1. Using the Number to Array and then the Split Array Function ist maybe the easiest way. When i look to the

"Estimated Ressource Utilization Guides" it seems to use nearly no logic Ressources. Thank you for this solution i havent tought of it.

Does the fact that it uses nearly no resources mean that it is only a wiring operation? This would mean it has only the delay of the signal traveling trough the wires?

2. Ok.

3. As i unterstand little of VHDL is it possible to use Datatypes with more than 64bit in VHDL? I know it would consume many resources but my algorithm needs more than 64bit.

westgate

(1) Yes, As far as I know, this method should simply be a remapping of the bits and result in no extra logic requirements.  I think this is also true of the second method since the FXP conversions are configured to truncate and wrap, but I have not compiled it in hardware.

(3) Yes, VHDL allows for arbitrary bit widths using std_logic_vectors. If you could post more information on your application, I might be able to suggest some alternatives to using VHDL.

Stephen

We are trying to implement an Algorithm where we can find the length of a and b of an Elipse.

We have the Koordinates x and y of a set of points and we try to use the algorithm of this Paper.

The Problem is the Algorithm computes x and y to the power of 8. This means we get very very big numbers.

If we say x and y can be 1000 we have 10Bit for them. In the worst case we then get 80Bit for one Pixel (10Bit x 8).
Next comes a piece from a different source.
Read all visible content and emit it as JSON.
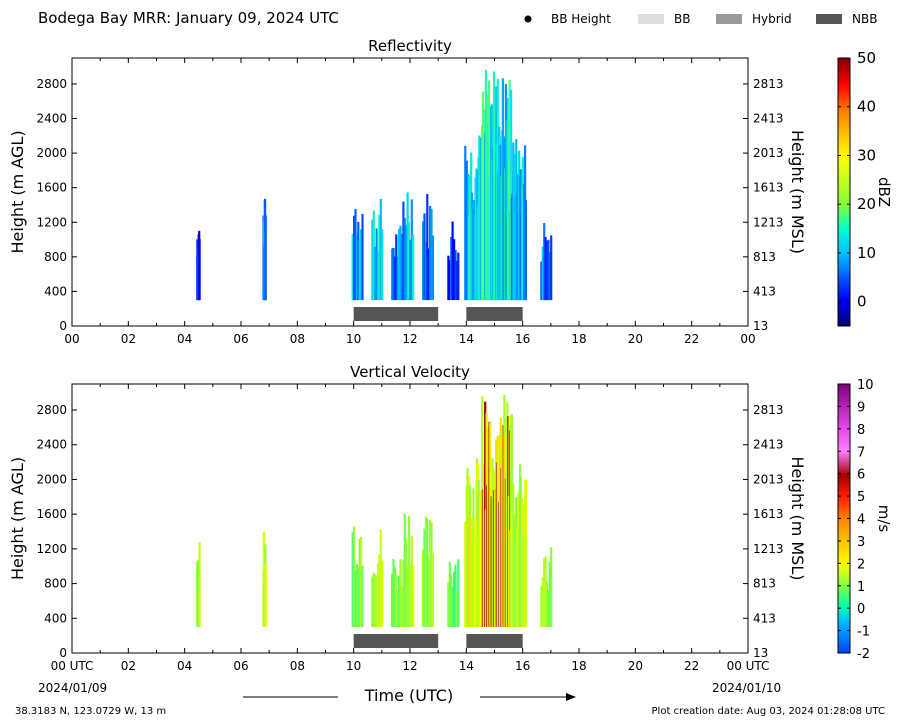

As we have to calculate the sum and if we asume that we also can have 1000 Ellipse Points we need 90Bit.

Maybe somebody has a suggestion of an alternative algorithm. 

I'm not an expert in fitting data sets to elipses, but after doing a quick google search I found several papers each with many references.  It seems very possible that there may be a better algorithm after doing a literature search.

More importantly, I don't think it is necessary to keep around all of the bits of the algorithm after every computational stage.  Not even double precision floating point could keep 90bits of percision.
 My guess is that if you have 10bits of percision at the input, you will probably not need more than 20bits of precision at the output and that you probably really only need about 16bits at the output. If this is the case, then you should not need more than 64 bits at any stage within the computation.

Typically when I create a new algorithm that needs to be implemented in Fixed Point, I first create a host based implementation in fixed point. By knowning the precision needed at the final output, I can figure out the bit precision each previous stage's outputs need to be.  Starting with this estimate then I can then vary the bit widths at each stage using the host model to reach the desired performance.